• Entry type: Person
  • Entry ID: AWE3987

Rasp, Agnes Maria Louise

  • Countess
  • Maiden name Klaversahl, Agnes
    Former married name Rasp, Agnes
    Married name Countess von Zedtwitz
(1857 – 1936)

Summary

Agnes Rasp was the wife of Charles Rasp, founder of the global mineral resources company, BHP.

Details

Agnes Klaversahl migrated to South Australia with her parents in 1882. In 1883, while working at Kindermann’s coffee shop in Rundle Street, Adelaide, she met and became engaged to Charles Rasp. Born at Stuttgart, Rasp had migrated to Melbourne in 1869 and found employment on a series of agricultural properties. Later, as a boundary rider on the Mount Gipps station (New South Wales), he became convinced that deposits from the shallow mines at Silverton contained tin oxide. He formed a syndicate of seven station workers who pegged out the area and financed exploratory shafts. By 1884, rich silver chlorides were found by the syndicate at Rasp’s Hill and wealthy local pastoralists began buying into the enterprise. The Broken Hill Mining Company, as it was then known, became the Broken Hill Proprietary Company Limited (BHP) in 1885.

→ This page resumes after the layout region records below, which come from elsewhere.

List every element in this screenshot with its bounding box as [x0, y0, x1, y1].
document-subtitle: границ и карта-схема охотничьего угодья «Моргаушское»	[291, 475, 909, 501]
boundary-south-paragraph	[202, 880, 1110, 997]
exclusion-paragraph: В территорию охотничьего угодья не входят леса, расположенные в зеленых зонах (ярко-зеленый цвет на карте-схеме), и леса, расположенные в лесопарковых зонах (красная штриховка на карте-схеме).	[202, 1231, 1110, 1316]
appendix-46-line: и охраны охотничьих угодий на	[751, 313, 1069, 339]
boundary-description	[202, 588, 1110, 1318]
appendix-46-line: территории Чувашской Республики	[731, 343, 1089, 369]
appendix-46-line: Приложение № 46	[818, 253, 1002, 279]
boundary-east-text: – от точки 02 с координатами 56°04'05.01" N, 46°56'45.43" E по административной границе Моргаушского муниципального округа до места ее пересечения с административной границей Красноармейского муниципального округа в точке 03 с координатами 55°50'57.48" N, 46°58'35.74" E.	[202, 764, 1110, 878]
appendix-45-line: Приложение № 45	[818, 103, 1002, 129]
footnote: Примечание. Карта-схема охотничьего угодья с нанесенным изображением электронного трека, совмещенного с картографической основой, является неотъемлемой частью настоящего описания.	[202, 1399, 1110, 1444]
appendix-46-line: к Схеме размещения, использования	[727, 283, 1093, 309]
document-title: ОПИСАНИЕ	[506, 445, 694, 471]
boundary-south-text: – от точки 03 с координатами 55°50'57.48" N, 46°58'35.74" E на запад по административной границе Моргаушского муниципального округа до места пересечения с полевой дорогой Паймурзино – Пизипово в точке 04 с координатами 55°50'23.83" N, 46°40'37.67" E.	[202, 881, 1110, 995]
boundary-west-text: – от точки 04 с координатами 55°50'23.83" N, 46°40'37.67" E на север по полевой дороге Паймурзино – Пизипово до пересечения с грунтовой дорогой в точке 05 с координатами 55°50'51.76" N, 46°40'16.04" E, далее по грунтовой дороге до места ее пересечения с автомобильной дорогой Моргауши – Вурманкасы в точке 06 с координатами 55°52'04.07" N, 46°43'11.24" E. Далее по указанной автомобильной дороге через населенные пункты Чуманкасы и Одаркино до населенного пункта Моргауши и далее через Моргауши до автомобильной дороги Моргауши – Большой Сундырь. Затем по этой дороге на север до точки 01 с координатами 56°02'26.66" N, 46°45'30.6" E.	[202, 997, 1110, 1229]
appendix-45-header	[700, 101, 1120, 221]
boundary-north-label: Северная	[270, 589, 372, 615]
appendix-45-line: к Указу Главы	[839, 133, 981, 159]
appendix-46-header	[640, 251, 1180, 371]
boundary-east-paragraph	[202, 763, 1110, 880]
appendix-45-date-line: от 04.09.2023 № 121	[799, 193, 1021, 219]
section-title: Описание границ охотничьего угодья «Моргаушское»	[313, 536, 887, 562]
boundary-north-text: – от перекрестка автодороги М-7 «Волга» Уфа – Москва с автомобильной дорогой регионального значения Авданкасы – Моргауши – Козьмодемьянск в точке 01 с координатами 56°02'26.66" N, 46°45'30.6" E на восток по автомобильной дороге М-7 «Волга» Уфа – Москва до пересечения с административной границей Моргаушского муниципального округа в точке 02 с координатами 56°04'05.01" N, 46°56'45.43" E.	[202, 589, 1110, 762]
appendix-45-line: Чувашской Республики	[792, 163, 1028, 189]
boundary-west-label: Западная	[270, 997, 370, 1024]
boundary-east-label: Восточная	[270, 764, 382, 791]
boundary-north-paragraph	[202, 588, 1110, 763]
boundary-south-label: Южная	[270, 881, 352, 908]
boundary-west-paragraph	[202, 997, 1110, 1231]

On 22 July 1886, Charles and Agnes were married by the Reverend J.C. Woods at the home of Mrs Hogan, West Terrace. They travelled to Silverton and Broken Hill, where Agnes became in all likelihood the first woman to go underground, and they completed a tour of Europe, returning to Australia in 1887. Charles purchased a large home, ‘Willyama’, at 12 The Avenue, Medindie, Adelaide. In that year, BHP’s dividends exceeded the incredible sum of ₤200,000 – the company was mining into the world’s largest-known silver-lead-zinc orebody.

Charles Rasp died in 1907 at the age of 61. His widow departed for another tour of Europe the following year. Agnes Rasp was, allegedly, armed with a substantial sum of money which gained her entry to the Hapsburg Court. She was linked with the Baron von Eisenstein and, in exchange for the title of Baroness, is said to have agreed to rescue him from financial ruin. In one version of the story, the Baron suffered a heart attack the day before the wedding. A more sinister version suggests that the Baron shot himself before fulfilling his side of the bargain. In 1914, Agnes married Count von Zedtwitz in London. During the First World War, the pair lived in Carlsbad, then Leipzig, and finally Berlin, where the Countess was informed that her assets had been frozen. Count von Zedtwitz died in Graz at the end of the war, and his wife returned home to ‘Willyama’. She was able to reclaim her assets in 1920.

A recluse at the end of her life, the former Agnes Rasp died in May 1936 at the age of 79, and is buried with Charles Rasp in the North Road Cemetery, Adelaide.